Revumenib (SYNDX-5613) demonstrated similar safety and efficacy in pediatric patients with KMT2A-rearranged acute leukemia to that observed in adult patients, according to data from the phase 2 AUGMENT-101 study (NCT04065399) presented during the 2024 American Society of Pediatric Hematology/Oncology.¹

In pediatric patients who comprised the interim analysis efficacy population (n = 13), revumenib induced a complete remission (CR)+CR with partial hematologic recovery (CRh) rate of 23% (95% CI, 5.0%-53.8%) at a data cutoff date of July 24, 2023. In the aggregate population of adults and children (n = 57), the CR+CRh rate was 22.8% (95% CI, 12.7%-35.8%; 1-sided P = .0036), which met the primary end point of the study.

Additional data in the pediatric population revealed that the agent induced a composite CR (CRc) rate of 38.5% (95% CI, 13.9%-68.4%). Moreover, the objective response rate (ORR) achieved with the agent was 46% in this population. Best responses included CR (8%), CRh (15%), CR with incomplete hematologic recovery (8%), CR with incomplete platelet recovery (CRp; 8%), morphological leukemia-free state (MLFS; 8%), disease progression (23%), or other (8%); 3 patients did not respond to treatment.
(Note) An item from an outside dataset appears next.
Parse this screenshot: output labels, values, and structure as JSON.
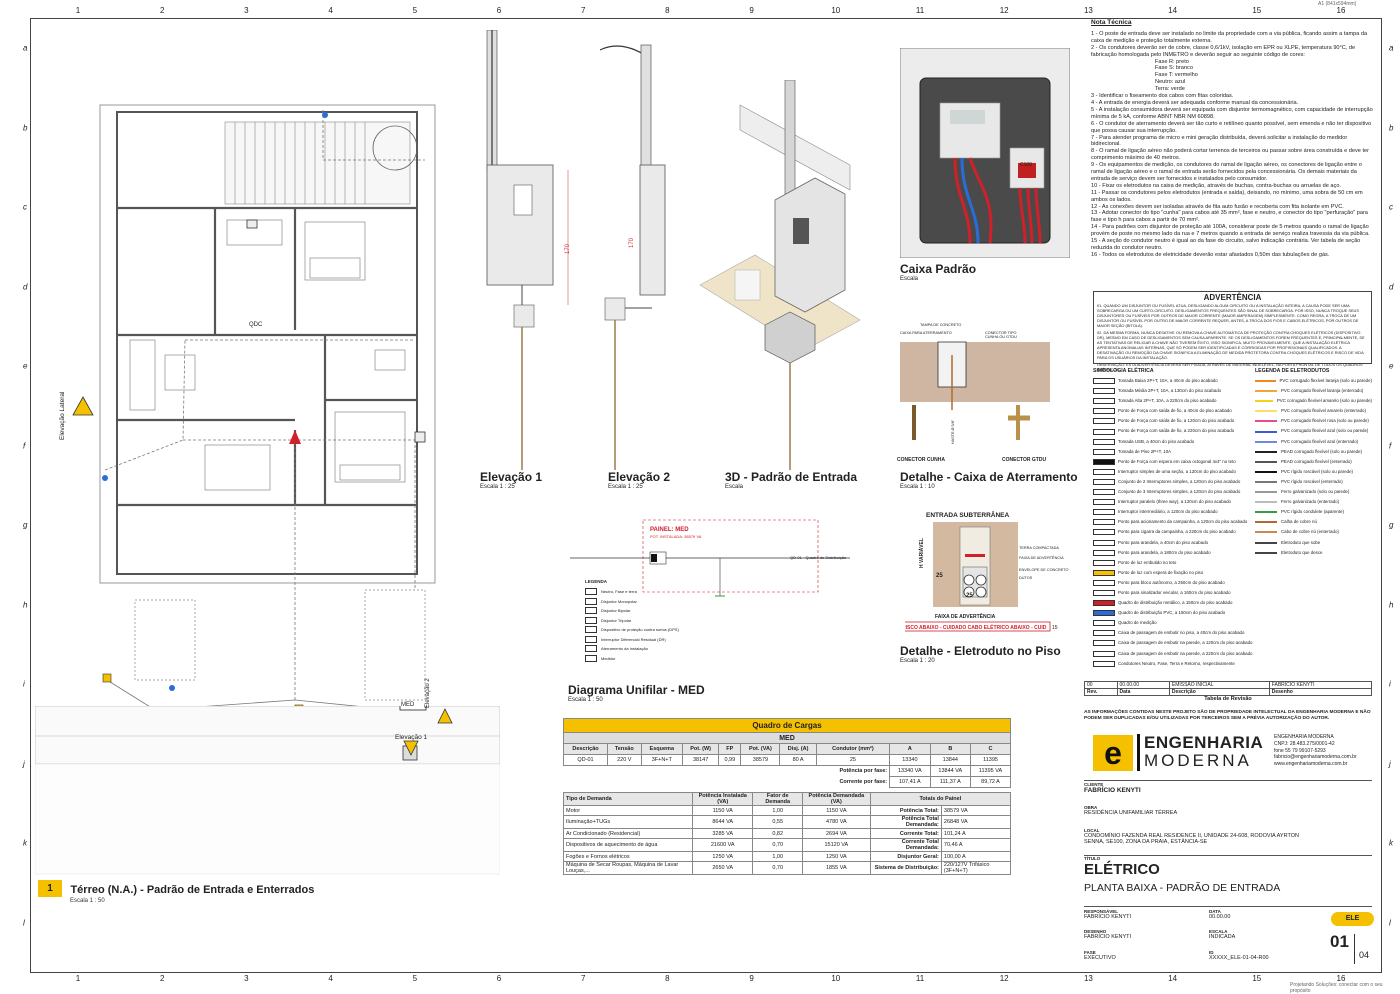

“AUGMENT-101 met its primary efficacy end point in an aggregate population of adults and children with relapsed/refractory KMT2A-rearranged acute leukemia, validating phase 1 results,” C. Michel Zwaan, MD, PhD, a professor of pediatric oncology at Erasmus MC Rotterdam and the Princess Máxima Center in Utrecht, Netherlands, said in a plenary presentation during the meeting. “The majority of responding children, 67%, were able to proceed to transplant, with 2 resuming revumenib maintenance post transplant. The safety profile [of the agent] in children was manageable and consistent with [the] safety profile [observed] in adults.”

Pediatric patients with KMT2A-rearranged acute leukemia experience poor outcomes, and no targeted agents have been approved for this disease. The interaction between menin and KMT2A drives leukemogenesis, but treatment with revumenib disrupts that interaction, according to Zwaan. “By treating the patient with revumenib, the gene transcription signal is off, and this leads to differentiation of leukemia as well as apoptosis of leukemic cells,” he explained.

Data from the phase 1 portion of the trial showed that revumenib elicited responses in patients with relapsed or refractory KMT2A-rearranged and NPM1-mutated acute leukemia, and 67% of those who responded to treatment went on to undergo transplant.² The agent was also found to have acceptable safety and tolerability. “Moreover, on this trial, children were included, and preliminary antileukemic activity was noted [in them],” Zwaan said. Because revumenib is a substrate of CYP384, two dosages were established – one with and one without a CYP384 inhibitor, he added.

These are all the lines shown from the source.